御曹司はベッドから下り、パジャマを脱ぎだす。

「何脱いでるんですかニャー」

目を逸らして問うと、当たり前のように返事が返ってくる。

「何って、着替えるからに決まってんだろ。お前はその格好で良いのか?」

「良いのかって………ニャー!」

見下ろせば、着崩れてはだけた浴衣。
慌てて御曹司に背を向け、軽くなおす。
浴衣を着せたのはこれが理由か変態御曹司!

「あーあ。俺が脱がせたかったのに。

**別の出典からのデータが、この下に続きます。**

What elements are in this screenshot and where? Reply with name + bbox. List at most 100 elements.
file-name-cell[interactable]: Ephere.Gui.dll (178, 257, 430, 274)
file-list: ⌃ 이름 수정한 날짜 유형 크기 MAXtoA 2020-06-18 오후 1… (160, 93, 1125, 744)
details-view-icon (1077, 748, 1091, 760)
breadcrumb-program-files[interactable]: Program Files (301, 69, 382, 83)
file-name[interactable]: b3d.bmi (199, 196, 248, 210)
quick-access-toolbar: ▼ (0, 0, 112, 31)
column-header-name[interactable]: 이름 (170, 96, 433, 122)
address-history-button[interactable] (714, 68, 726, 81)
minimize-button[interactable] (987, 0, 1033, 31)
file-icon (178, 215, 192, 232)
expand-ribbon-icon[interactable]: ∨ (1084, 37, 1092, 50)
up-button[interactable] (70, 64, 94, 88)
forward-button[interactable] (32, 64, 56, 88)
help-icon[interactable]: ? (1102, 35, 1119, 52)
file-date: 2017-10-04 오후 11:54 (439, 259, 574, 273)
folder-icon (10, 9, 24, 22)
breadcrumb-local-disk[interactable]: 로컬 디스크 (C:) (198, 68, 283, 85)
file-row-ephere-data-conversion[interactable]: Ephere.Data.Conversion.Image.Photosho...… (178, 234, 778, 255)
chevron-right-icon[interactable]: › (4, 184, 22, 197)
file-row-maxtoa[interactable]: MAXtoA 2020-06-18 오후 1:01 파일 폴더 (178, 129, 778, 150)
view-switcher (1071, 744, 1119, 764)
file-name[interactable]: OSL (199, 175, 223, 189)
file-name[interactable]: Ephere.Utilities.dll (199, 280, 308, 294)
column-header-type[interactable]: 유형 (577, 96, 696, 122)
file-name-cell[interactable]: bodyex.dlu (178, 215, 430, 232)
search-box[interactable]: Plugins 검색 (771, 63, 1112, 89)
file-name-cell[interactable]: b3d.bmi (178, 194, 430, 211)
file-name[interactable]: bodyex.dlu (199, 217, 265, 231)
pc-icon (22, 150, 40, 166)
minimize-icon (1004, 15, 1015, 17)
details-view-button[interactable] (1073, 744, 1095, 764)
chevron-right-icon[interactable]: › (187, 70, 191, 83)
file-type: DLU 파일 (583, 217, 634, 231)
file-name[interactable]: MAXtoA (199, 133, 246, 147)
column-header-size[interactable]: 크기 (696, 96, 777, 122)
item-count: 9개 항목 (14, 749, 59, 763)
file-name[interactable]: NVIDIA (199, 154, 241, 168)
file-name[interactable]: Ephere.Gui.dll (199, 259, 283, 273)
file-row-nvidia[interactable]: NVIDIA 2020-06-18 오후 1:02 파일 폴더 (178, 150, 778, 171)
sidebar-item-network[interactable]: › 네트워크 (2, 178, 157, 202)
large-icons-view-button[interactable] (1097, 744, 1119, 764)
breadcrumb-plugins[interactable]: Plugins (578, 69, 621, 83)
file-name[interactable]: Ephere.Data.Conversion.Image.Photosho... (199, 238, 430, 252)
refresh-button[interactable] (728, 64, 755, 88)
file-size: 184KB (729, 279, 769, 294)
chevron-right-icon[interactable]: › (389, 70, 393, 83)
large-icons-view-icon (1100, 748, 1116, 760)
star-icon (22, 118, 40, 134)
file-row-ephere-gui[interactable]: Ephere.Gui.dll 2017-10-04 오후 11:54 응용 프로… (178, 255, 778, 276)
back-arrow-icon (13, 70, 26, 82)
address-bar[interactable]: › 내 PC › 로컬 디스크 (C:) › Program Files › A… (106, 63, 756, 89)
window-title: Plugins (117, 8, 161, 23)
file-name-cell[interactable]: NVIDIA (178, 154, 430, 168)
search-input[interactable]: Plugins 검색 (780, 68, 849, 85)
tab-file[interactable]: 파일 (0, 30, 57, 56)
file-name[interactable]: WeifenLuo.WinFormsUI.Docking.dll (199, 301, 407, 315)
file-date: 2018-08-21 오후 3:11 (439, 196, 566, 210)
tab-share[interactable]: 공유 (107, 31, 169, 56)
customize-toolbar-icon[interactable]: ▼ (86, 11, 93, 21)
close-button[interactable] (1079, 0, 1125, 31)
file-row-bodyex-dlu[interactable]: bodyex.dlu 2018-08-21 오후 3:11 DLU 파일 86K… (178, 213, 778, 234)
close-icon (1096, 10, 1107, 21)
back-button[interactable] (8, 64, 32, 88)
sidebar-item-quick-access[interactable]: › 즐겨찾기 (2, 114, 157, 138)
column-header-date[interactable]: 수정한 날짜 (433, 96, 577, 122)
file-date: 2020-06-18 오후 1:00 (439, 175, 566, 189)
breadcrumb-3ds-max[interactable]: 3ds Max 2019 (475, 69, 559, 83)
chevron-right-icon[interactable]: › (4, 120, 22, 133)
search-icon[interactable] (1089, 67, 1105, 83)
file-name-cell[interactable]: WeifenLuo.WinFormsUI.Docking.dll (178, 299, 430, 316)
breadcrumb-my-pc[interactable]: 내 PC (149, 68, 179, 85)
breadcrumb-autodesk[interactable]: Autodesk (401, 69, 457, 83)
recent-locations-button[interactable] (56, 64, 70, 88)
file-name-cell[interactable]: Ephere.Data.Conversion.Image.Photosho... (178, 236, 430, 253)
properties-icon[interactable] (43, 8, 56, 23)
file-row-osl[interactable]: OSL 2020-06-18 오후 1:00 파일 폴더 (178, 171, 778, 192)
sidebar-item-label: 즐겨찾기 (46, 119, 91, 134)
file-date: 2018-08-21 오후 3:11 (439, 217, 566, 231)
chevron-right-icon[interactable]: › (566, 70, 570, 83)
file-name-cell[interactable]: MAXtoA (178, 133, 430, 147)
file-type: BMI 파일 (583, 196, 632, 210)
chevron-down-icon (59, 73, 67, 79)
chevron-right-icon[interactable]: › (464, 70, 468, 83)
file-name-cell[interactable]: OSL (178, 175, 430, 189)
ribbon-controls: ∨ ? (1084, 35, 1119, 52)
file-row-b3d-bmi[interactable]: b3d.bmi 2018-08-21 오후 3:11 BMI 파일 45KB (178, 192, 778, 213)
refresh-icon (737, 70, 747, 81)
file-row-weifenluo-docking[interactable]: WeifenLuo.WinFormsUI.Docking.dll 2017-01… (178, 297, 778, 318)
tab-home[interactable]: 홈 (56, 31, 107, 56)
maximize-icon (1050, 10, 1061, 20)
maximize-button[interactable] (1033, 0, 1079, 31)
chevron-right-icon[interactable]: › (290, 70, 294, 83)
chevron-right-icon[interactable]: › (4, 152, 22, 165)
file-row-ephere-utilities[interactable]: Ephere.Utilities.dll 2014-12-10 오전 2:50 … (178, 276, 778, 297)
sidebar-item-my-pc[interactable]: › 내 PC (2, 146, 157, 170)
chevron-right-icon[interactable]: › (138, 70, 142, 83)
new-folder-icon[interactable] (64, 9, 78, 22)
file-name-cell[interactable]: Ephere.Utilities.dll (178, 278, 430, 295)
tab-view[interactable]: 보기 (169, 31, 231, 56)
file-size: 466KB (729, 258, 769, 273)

また着てくれよな」

「二度と着るか……」

御曹司はきっと、帯を引っ張りコマのように回すあれがやりたかったに違いない。
それにしては帯が短いが。

「それより、そんなのんびりしてていいのか?」

「え………」

置時計に目をやれば、短針が6と7の間を指している。
サーっと、全身から血の気が引いて行ったのが分かった。
明らかな遅刻である。

「それではご主人様ごきげんようニャー」

私は言い逃げするように御曹司の部屋を飛び出す。
痛む腰を押さえながらという不自然な格好で小屋まで走る。
その際、すれ違う使用人の注目を集めていたので、恥ずかしいことこの上ない。
小屋に着くと急いで着替え、正面玄関にとりかかる。
食堂は使用人専用のものだから、後回しだ。
左手はほうきに、右手は腰に。
なんとも人をバカにしたような掃除方法である。
それでも何とか、旦那様と御曹司の外出時間には間に合った。
ギリギリだったせいでその場に居合わせた私に、御曹司が声をかけてきて。

「体は大丈夫か? 腰、痛そうだな。……無理すんなよ」

それだけ言って車に乗り込むものだから、お見送りのメイドに痛い視線を向けられた。

「さて、仕事仕事ー」

私は聞こえるように言って、その場から逃げた。